The National Security Agency (NSA) has issued a security alert to all government agencies to patch their systems against a vulnerability in VMware products. It said that Russian state-sponsored groups are attacking these vulnerable systems which let them install web shells and steal data ultimately.
Patch Available For the VMware Vulnerability
The issues as defined by NSA are in VMware products, to which the vendor has already passed patch updates earlier this month, after disclosing it a couple of weeks before it. But since the NSA tracks continuing attacks against some agencies, it asked them to apply the patches.
More specifically, it asked the network administrators of the “National Security System (NSS), Department of Defense (DoD), and Defense Industrial Base (DIB)” to mitigate the vulnerability. When asked for the specifics of the Russian groups that are attacking, NSA denied detailing them.
The vulnerability is tracked as CVE-2020-4006 and affects the following VMware products;
- VMware Workspace One Access 20.01, 20.10 (Linux)
- VMware Identity Manager (vIDM) 3.3.1 up to 3.3.3 (Linux)
- VMware Identity Manager Connector (vIDM Connector) 3.3.1, 3.3.2 (Linux)
- VMware Identity Manager Connector (vIDM Connector) 3.3.1, 3.3.2, 3.3.3 / 19.03.0.0, 19.03.0.1 (Windows)
- VMware Cloud Foundation 6 4.x
- VMware vRealize Suite Lifecycle Manager 7 8.x
VMware has initially suggested some workarounds for safeguarding the until the patch, which NSA too has recommended trying. But since the official patch is available, it now urges admins to update their products to patched versions to avoid being attacked.

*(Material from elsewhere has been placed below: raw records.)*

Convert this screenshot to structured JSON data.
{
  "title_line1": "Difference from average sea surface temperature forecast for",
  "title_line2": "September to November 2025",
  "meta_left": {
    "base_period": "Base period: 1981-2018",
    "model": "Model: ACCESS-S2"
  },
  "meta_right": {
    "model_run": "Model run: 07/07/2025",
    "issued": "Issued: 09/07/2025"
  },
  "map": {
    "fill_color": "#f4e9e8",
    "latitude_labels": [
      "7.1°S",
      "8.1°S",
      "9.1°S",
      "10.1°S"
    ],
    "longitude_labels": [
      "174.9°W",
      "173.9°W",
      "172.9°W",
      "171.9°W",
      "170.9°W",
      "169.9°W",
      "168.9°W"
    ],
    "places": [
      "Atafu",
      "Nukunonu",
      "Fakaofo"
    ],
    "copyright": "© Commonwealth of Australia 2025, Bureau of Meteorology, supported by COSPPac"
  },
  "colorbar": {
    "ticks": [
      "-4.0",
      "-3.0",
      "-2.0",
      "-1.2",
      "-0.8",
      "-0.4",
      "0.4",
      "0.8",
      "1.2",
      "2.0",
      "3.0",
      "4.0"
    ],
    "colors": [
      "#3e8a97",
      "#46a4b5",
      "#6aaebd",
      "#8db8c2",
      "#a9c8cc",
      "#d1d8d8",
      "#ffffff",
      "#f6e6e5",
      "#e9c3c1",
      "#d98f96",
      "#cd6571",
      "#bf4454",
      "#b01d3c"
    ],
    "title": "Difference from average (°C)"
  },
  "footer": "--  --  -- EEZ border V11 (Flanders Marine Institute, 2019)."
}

They detailed that attackers start exploiting this vulnerability by initially connecting to the exposed web-based management interface of vulnerable VMware products, and installing the web shells through a command injection.

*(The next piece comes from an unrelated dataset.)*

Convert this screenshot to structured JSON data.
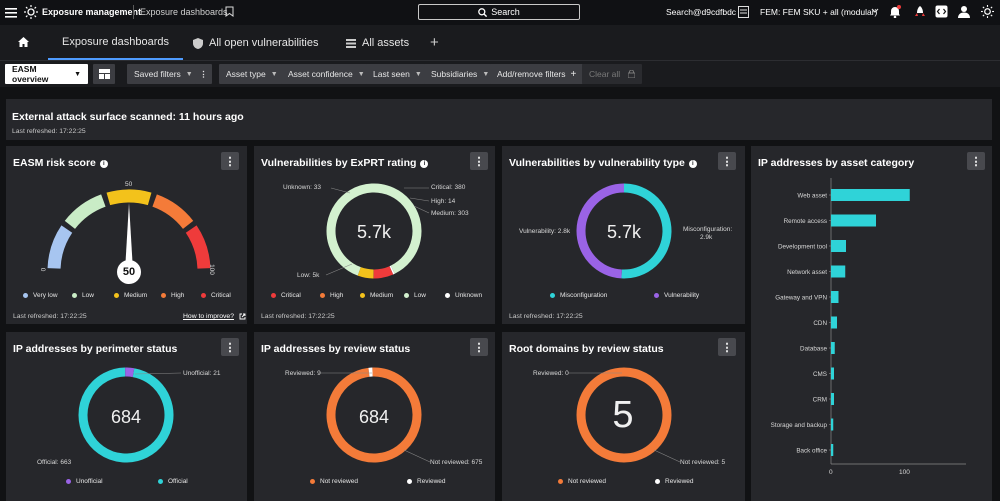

They then use the SAML credentials to gain access to Microsoft Active Directory Federation Services (ADFS) servers and ultimately steal sensitive data. Thus, NSA suggested following the securing SAML assertions and multi-factor authentication of Microsoft.
Further, it suggested checking the server logs in case of any suspicion to find out if they have been infected, instead of the network indicators. Also, trying workarounds in Linux and Windows servers is suggested too.
While this vulnerability has received the maximum severity score when disclosed, it was reduced to ‘Important’ after VMware released the patch. This is because VMware said the attackers need a valid password to exploit them.